During the Eighties Stevie Ray Vaughan and Robert Cray brought blues back into the mainstream though neither of them had quite the nous or intense blues power of the early Thunderbirds. Stevie Ray just played too much damned guitar and Cray was too much too smooth for me. I own a bunch of Stevie Ray Vaughan albums and only one by Robert Cray, an early effort issued with the part work publication Story of the Blues. As far as I was concerned The Fabulous Thunderbirds were more of the real deal than their contemporaries.

Each of the iTunes versions of the first two albums comes with extra tracks. In the case of Girls Go Wild they are a couple of studio tracks and with What's The Word? they are live cuts. From the latter it is evident that the band was smoking hot as a live proposition.

The mix of songs varies from tough shuffles to melodic Fifties-styled pop and the latter is a tendency in the evolution of the band as if there had been a policy decision to ensure some radio play by positioning the band in a poppier place than the juke joint blues shuffles would have put them in. No doubt the songs were staples of the set anyway in a bar where the band is usually expected to be a human jukebox of sorts and to play for dancing, whether it would be the frenetic jiving to stompers like "Running Shoes" or the romantic slow dancing to a slightly cheesy "Cherry Pink and Apple Blossom White."
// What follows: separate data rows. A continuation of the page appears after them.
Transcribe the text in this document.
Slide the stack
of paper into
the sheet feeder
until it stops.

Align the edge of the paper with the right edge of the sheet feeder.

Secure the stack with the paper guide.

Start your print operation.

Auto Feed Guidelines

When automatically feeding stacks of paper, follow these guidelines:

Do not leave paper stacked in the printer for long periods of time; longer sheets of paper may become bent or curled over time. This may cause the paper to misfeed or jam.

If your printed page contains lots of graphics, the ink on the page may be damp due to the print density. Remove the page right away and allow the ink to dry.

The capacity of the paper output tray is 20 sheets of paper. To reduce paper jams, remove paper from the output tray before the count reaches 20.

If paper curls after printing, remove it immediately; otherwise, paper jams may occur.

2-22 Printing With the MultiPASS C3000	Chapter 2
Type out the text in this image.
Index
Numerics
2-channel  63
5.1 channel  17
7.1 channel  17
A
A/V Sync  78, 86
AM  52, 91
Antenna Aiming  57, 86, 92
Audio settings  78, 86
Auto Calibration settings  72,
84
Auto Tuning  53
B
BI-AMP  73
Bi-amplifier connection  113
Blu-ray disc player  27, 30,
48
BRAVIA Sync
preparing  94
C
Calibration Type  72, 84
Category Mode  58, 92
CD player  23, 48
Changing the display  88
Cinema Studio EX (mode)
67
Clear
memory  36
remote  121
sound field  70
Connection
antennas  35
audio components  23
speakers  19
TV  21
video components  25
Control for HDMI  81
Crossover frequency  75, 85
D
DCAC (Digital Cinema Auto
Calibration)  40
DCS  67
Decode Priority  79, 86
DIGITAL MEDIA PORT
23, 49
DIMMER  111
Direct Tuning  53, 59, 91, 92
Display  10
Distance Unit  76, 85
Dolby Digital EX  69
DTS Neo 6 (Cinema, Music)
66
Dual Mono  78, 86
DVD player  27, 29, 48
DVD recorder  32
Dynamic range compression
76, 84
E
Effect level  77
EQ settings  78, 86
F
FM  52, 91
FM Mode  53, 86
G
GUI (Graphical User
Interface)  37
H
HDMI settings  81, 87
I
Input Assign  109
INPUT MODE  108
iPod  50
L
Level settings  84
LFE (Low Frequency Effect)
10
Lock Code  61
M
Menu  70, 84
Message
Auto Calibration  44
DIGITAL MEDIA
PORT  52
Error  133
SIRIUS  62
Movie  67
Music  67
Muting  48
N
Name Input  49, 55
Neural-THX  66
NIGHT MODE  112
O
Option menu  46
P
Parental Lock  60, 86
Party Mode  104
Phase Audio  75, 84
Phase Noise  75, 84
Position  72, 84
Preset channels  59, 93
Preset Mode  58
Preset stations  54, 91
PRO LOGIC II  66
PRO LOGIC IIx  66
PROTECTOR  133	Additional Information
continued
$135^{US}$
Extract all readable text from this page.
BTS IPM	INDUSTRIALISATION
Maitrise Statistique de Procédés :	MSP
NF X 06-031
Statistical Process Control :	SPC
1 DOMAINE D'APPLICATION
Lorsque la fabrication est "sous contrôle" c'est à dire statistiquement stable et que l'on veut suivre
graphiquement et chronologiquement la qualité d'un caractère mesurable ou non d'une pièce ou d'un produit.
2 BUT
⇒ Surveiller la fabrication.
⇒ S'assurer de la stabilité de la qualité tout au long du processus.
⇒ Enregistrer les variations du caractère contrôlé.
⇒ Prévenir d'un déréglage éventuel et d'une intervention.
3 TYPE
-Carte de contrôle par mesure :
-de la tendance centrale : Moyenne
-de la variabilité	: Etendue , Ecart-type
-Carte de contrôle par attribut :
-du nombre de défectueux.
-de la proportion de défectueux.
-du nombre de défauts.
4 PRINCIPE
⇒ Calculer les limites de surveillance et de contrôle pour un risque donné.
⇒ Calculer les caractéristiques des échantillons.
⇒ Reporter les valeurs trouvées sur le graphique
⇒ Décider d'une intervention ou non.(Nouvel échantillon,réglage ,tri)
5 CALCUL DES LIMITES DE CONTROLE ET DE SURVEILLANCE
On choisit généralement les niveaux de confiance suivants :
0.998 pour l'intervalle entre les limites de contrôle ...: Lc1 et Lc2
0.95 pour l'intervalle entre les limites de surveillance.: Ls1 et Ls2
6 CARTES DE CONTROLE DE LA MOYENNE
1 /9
It may be the long-time familiarity that even now makes What's The Word? resonate with me more than the other two albums, especially Butt Rockin' which seems to be heading towards the more commercial, less appealing sound of Tuff Enuff.
What's The Word? is simply more satisfying because it seems to be the best basic blues album of the trio, with the best songs too. I can well imagine, if I had bought Butt Rockin' on first release, that I would have given up on The Fabulous Thunderbirds for having taken a commercial direction in the blues that did not appeal to me at all. Perhaps it is significant that this relative decline in the Thunderbirds' music happened just at the time that Stevie Ray Vaughan's blues star was rising with a much tougher take on the music.

What's The Word? is one of a number of albums, that I first owned as records, that represent the period in my life between high school and National Service, when I had the money to start collecting records and scoured the records stores of Stellenbosch and Cape Town for bargains, informed by records reviews in the NME and found many gems, this album included, at bargain prices. It was astonishing that a record store had to discount a record like What's The Word? in order to sell it. This album belongs to a group of albums that I truly loved and admired and treasured because they were just so astonishingly good. I have never grown tired of those records and each time I listen to one of them I have the same enjoyment, perhaps out of nostalgia too, but in general simply because they are great records.

If one is allowed to have only one Fabulous Thunderbirds album in one's collection, What's The Word? should be it. Not even a best of collection can replace it for pure, unadulterated quality and good fun.